Validity of the findings

• Although this study is small and the number of experiments do not lead to a robust data set the information is extremely important for reasons outline in the introduction (Lines 55-56).
• The validity of the results is consistent with the known literature. Extreme care and thought given to the experiment and the intricate analysis of the data make the findings well founded.

Additional comments

• I find that this is an excellent manuscript and a good example of adaptability in research questions. It is true that it is short but the data presented are important and the results are a key step forward in determining the link between habitat variability and ecosystem function in the deep-sea. I applaud the authors’ rigorous use of previous work and their excellent experimental rigor. I hope that a more detailed investigation along these lines are now in planning for the future of research on the Chatham Rise.

Reviewer 2 ·

Basic reporting


Experimental design


Validity of the findings


Additional comments

Review of "Estimating the effect of burrowing shrimp on deep-sea sediment community oxygen consumption" by D. Leduc and C. Pilditch for PeerJ.

This is a nice, short ms. that is to the point, makes a point and then ends: all of which I like. These findings are useful but not earthshaking. This is something that would have been expected.

A nice addition would have been more information on the habitat; it is probably in the Leduc et al. ms. cited. A brief review of the depth gradients of biomass, densities, etc., would have added to the ms, but now the reader can go to the cited paper for that information.

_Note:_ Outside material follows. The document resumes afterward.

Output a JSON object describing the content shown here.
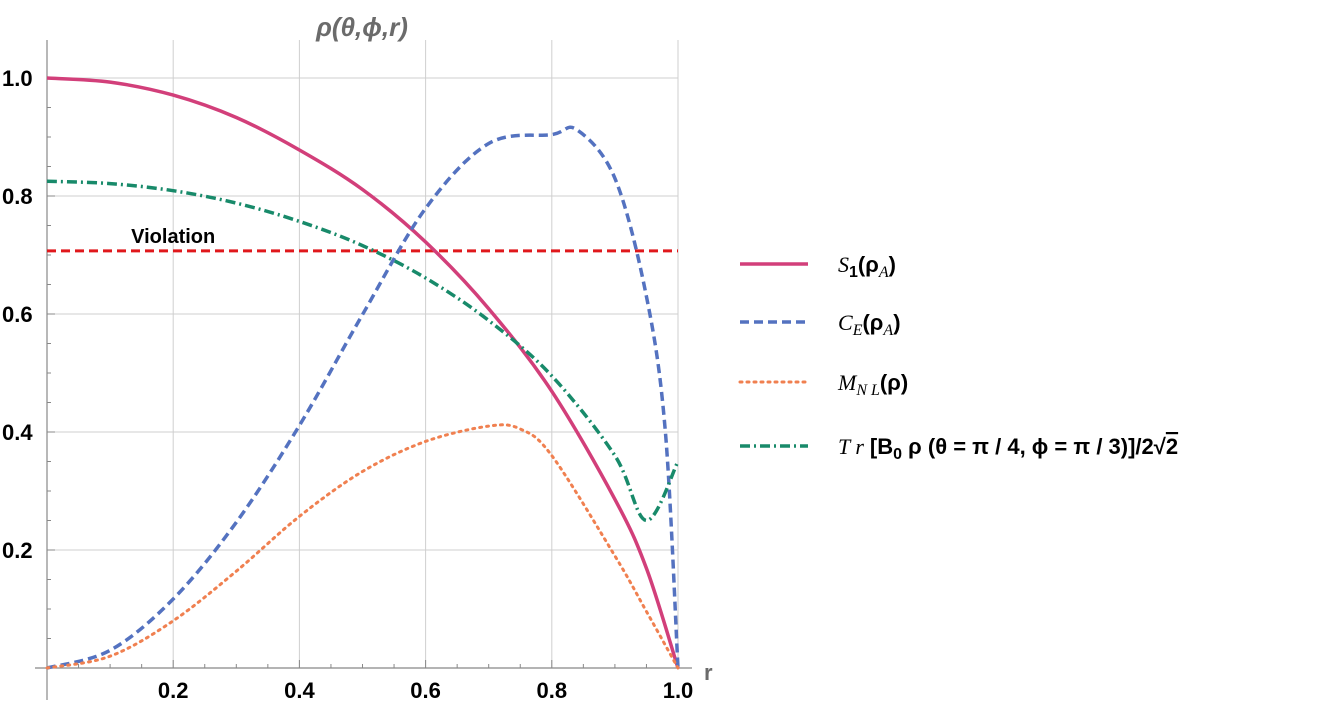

I have one quarrel with the general discussion that is in the abstract. In line 20 they say the consensus is that bacteria drive the processes: I think that is an open question. The data are generally lacking. For example, see the paper by Rowe, G. and J.Deming. 2011. [An alternative view of the role of heterotrophic microbes in the cycling of organic matter in the deep sea. Marine Biology Research 7(7), 629-636. doi: 10.1080/17451000.2011.560269] They compare measured bacterial rates with total sediment oxygen uptake and conclude that the bacteria do not dominate because they need the macrofauna and meiofauna to produce DOC from POC. This idea bears consideration. This so-called consensus is repeated in their reference to two of Glud's papers, but, again, the data are not there. True, the biomass of the microbiota is very high, but most are probably inactive. Likewise, they reference Rowe et al., 2008, but that must have been written prior to the 2011 paper with Deming: they must have changed their minds after looking at all of their data. To me, the issue is still open.

In lines 201 to 208 they compare their estimates with the allometric estimates made by Mahaut. But the temperatures were different. This needs clarification. They could impose a Q10 effect, either lowering or raising their rates by about 50%. A Q10 of 2 would mean that the rate doubles every 10 degree rise in temperature. With a 5 degree difference, this would be about 50%. So, they could consider raising or lowering either their value or Mahaut's value. This does not alter their basic conclusions: holes in the sediment increase the total surface area and thus the oxygen exchange is increased. The more holes and the more pumping by animals in the holes, the greater the exchange of oxygen across the interface. This is THEIR IMPORTANT POINT.

Two minor issues: line 87 and line 228: 'however' is not a coordinating conjunction and thus they need a semi-colon instead of a comma at these junctures.

This ms. deserves to be published with minor revisions.